Et lorsque ça ne marche pas, non, il n'y a pas de rewriters: «On peut aider un auteur à s'améliorer, on ne peut pas lui apprendre comment raconter une histoire qui touche les lectrices, les fait rire ou les fait pleurer. Comme tous les éditeurs, Harlequin ne se contente pas d'acquérir des histoires, nous nous donnons les moyens de travailler avec nos écrivains pour qu'ils sortent le meilleur d'eux-mêmes.»
Dawn Stewardson, auteur de plus de 20 romans Harlequin vendus au minimum à 200 000 exemplaires chacun, a parfaitement compris ce qu'on lui demandait en faisant sauter les clichés: «Les héroïnes sont des femmes fortes qui ne tolèrent pas les absurdités des hommes… On utilise souvent les romans Harlequin dans les thérapies pour femmes battues ou abusées.» A contrario, un article du Monde diplomatique de 1998 assénait: «Personne ne paraît trouver surprenant que des jeunes filles se gavent d'une littérature dont les effets étaient déjà dénoncés par Flaubert dans Madame Bovary.»
Au final, les chiffres, à faire pâlir d'envie n'importe quel autre éditeur, sont éloquents (voir l'encadré ci-contre) pour ces volumes presque exclusivement écrits par des auteurs anglophones, un catalogue dans lequel Donna Hayes avoue timidement «quelques millionnaires». Leur finalité quasi obsessionnelle consiste à occuper un maximum de places d'honneur dans la liste des best-sellers du New York Times, puisque Harlequin réalise 50% de ses ventes aux Etats-Unis, où 60% des femmes auraient déjà acheté au moins une fois un Harlequin dans leur vie.
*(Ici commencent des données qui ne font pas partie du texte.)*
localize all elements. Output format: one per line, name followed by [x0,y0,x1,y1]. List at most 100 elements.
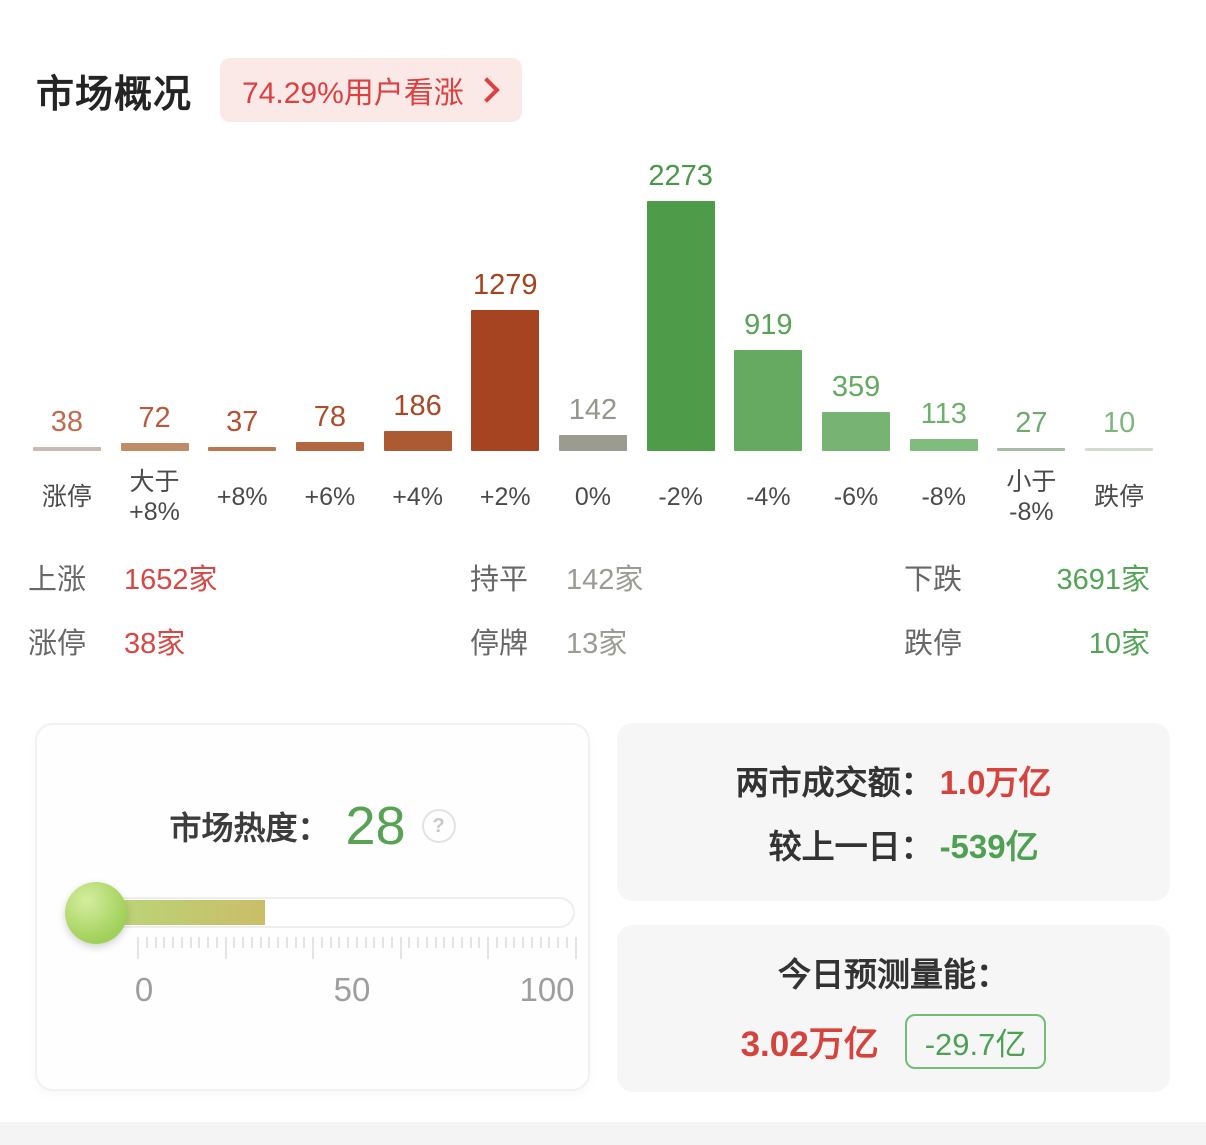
summary-value: 3691家 [1056,564,1150,596]
summary-label: 上涨 [28,564,87,596]
bar-column: 186 [374,390,462,451]
market-heat-label: 市场热度： [169,810,330,846]
summary-label: 跌停 [903,628,962,660]
summary-group: 下跌 3691家 跌停 10家 [904,556,1150,662]
heat-gauge [65,881,575,944]
gauge-tick [513,937,516,948]
header: 市场概况 74.29%用户看涨 [36,58,522,122]
bar-category-label: -6% [833,483,879,511]
bar-column: 142 [549,394,637,451]
gauge-tick [522,937,524,948]
gauge-tick [574,937,577,959]
turnover-card: 两市成交额： 1.0万亿 较上一日： -539亿 [617,723,1170,901]
summary-label: 持平 [470,564,529,596]
bottom-divider-strip [0,1122,1206,1145]
bar-value-label: 27 [1015,407,1048,439]
bar-column: 27 [988,407,1076,451]
bar-value-label: 38 [50,406,83,438]
bar-category-label: +6% [304,483,356,511]
gauge-tick [294,937,297,948]
gauge-tick [548,937,551,948]
sentiment-badge-label: 74.29%用户看涨 [242,77,464,110]
distribution-category-axis: 涨停 大于 +8% +8% +6% +4% +2% 0% -2% -4% -6% -8% 小于 -8%… [23,464,1163,530]
forecast-row: 3.02万亿 -29.7亿 [741,1014,1047,1069]
summary-label: 停牌 [470,628,529,660]
turnover-label: 两市成交额： [735,764,934,801]
forecast-title: 今日预测量能： [778,956,1009,993]
bar-column: 10 [1075,407,1163,451]
scale-label-min: 0 [134,971,154,1008]
summary-group: 持平 142家 停牌 13家 [470,556,643,662]
bar-category-label: 跌停 [1094,483,1145,511]
gauge-tick [215,937,218,948]
distribution-bar-chart: 38 72 37 78 186 1279 142 2273 919 359 113 27 10 [23,150,1163,451]
gauge-tick [268,937,271,948]
gauge-tick [452,937,454,948]
turnover-value: 1.0万亿 [939,764,1052,801]
forecast-value: 3.02万亿 [740,1025,879,1064]
gauge-tick [443,937,446,948]
turnover-rows: 两市成交额： 1.0万亿 较上一日： -539亿 [736,756,1052,868]
gauge-tick [242,937,244,948]
gauge-tick [355,937,358,948]
gauge-tick [460,937,463,948]
bar-value-label: 37 [226,406,259,438]
bar [471,310,540,451]
summary-value: 13家 [566,628,628,660]
bar-category-label: -2% [658,483,703,511]
gauge-tick [417,937,419,948]
gauge-tick [565,937,568,948]
gauge-tick [382,937,384,948]
bar-value-label: 72 [138,402,171,434]
bar-column: 1279 [461,269,549,451]
gauge-tick [207,937,209,948]
gauge-tick [469,937,472,948]
bar-category-label: -4% [746,483,791,511]
gauge-tick [180,937,183,948]
gauge-tick [425,937,428,948]
gauge-tick [530,937,533,948]
gauge-tick [373,937,376,948]
heat-gauge-bulb [65,881,127,944]
gauge-tick [338,937,341,948]
gauge-tick [539,937,542,948]
bar [997,448,1066,451]
sentiment-badge[interactable]: 74.29%用户看涨 [220,58,522,122]
forecast-delta-badge: -29.7亿 [904,1014,1047,1069]
bar-category-label: -8% [921,483,966,511]
gauge-tick [557,937,559,948]
bar [208,447,277,451]
summary-label: 涨停 [28,628,87,660]
gauge-tick [329,937,332,948]
help-icon[interactable]: ? [421,809,456,843]
bar-column: 919 [725,309,813,451]
bar-value-label: 113 [920,398,967,430]
turnover-value: -539亿 [939,828,1039,865]
summary-value: 38家 [124,628,186,660]
bar-column: 2273 [637,160,725,451]
bar-value-label: 142 [568,394,618,426]
bar [558,435,627,451]
bar [295,442,364,451]
bar-category-label: +2% [479,483,531,511]
gauge-tick [163,937,166,948]
gauge-tick [233,937,236,948]
gauge-tick [137,937,139,959]
gauge-tick [320,937,323,948]
gauge-tick [145,937,148,948]
gauge-tick [390,937,393,948]
bar-column: 113 [900,398,988,451]
gauge-tick [303,937,306,948]
gauge-tick [172,937,174,948]
scale-label-mid: 50 [333,971,371,1008]
gauge-tick [189,937,192,948]
summary-group: 上涨 1652家 涨停 38家 [28,556,218,662]
gauge-tick [250,937,253,948]
bar-category-label: 小于 -8% [1006,468,1057,526]
gauge-tick [259,937,262,948]
market-heat-row: 市场热度： 28 ? [37,795,588,857]
gauge-tick [224,937,227,959]
gauge-tick [434,937,437,948]
bar-category-label: +8% [216,483,268,511]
Loin devant la France, où l'éditeur canadien a conclu un joint-venture à 50-50 avec Hachette pour se hisser au rang de deuxième éditeur de livres de poche dans l'Hexagone.
Depuis le milieu des années 90, la production Harlequin, en quête de nouveaux marchés, s'est élargie à d'autres domaines comme les thrillers, les romans érotiques (soft, qu'on se rassure) ou la fameuse collection Red Dress Ink à l'attention des «citadines branchées», qui est – selon le slogan – «encore mieux que la carte bleue et le chocolat».
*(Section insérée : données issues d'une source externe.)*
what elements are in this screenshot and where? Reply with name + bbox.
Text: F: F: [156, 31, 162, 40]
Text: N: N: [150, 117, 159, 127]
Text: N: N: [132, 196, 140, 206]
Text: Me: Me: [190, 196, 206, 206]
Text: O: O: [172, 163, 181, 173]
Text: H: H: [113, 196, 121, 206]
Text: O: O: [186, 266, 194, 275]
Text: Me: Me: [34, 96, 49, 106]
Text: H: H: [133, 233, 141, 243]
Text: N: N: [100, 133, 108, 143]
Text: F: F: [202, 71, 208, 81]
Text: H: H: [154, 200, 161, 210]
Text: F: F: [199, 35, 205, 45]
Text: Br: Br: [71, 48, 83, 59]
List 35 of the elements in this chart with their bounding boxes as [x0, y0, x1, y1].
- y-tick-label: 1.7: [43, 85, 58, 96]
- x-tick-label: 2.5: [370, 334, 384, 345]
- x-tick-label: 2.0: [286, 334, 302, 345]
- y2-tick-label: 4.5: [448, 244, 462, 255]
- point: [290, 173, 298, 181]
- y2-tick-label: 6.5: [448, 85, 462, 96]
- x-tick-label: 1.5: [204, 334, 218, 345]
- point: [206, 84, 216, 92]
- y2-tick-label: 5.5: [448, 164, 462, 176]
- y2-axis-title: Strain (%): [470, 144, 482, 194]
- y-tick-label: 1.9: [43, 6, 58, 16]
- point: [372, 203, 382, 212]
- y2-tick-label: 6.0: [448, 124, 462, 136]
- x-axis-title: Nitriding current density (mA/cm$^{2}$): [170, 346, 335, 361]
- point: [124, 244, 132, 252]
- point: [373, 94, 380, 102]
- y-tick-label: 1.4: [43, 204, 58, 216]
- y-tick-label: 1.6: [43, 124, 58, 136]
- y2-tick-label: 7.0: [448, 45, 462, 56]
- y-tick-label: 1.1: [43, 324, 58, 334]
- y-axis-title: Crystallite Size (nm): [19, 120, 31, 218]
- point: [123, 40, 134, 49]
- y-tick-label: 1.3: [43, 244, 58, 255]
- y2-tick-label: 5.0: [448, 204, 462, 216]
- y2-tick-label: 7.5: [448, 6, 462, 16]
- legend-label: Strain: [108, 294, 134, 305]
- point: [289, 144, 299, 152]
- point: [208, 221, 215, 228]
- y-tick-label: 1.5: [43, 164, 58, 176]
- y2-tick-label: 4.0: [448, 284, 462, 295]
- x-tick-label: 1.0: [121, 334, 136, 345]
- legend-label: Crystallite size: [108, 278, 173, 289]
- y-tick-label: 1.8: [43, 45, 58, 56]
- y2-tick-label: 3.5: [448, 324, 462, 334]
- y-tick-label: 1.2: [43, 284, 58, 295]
Au cours de 2002, la création du site multifonctionnel eHarlequin.com a assis cette politique de proximité, accroissant encore le pouvoir de séduction de la maison, qui réalise une bonne part de ses revenus en vente par correspondance. On peut aussi y apprendre comment écrire un livre et découvrir chaque jour un chapitre d'un roman à paraître, des quiz et une foule d'autres services. «Notre volonté de donner de la grandeur et d'instiller de l'innovation dans le domaine de la fiction féminine ne s'arrêtera jamais», précise Isabel Swift. Et Dawn Stewardson d'ajouter: «Un écrivain sait très bien que ce qui se lit bien ne s'écrit pas si facilement.»
Mais les diamants sont éternels… A preuve: une des trois fictions préférées de Candace Camp, qui a publié plus de 40 romans chez Harlequin, traduits dans une quinzaine de langues et vendus à près de 12 millions d'exemplaires? Autant en emporte le Vent de Margaret Mitchell, «le meilleur roman d'amour, toutes catégories confondues». Aujourd'hui solidement installées à hauteur d'environ 50% des revenus du groupe Torstar Corporation (qui édite notamment le quotidien The Toronto Star), les Editions Harlequin ont les reins aussi solides que ceux de Scarlett O'Hara.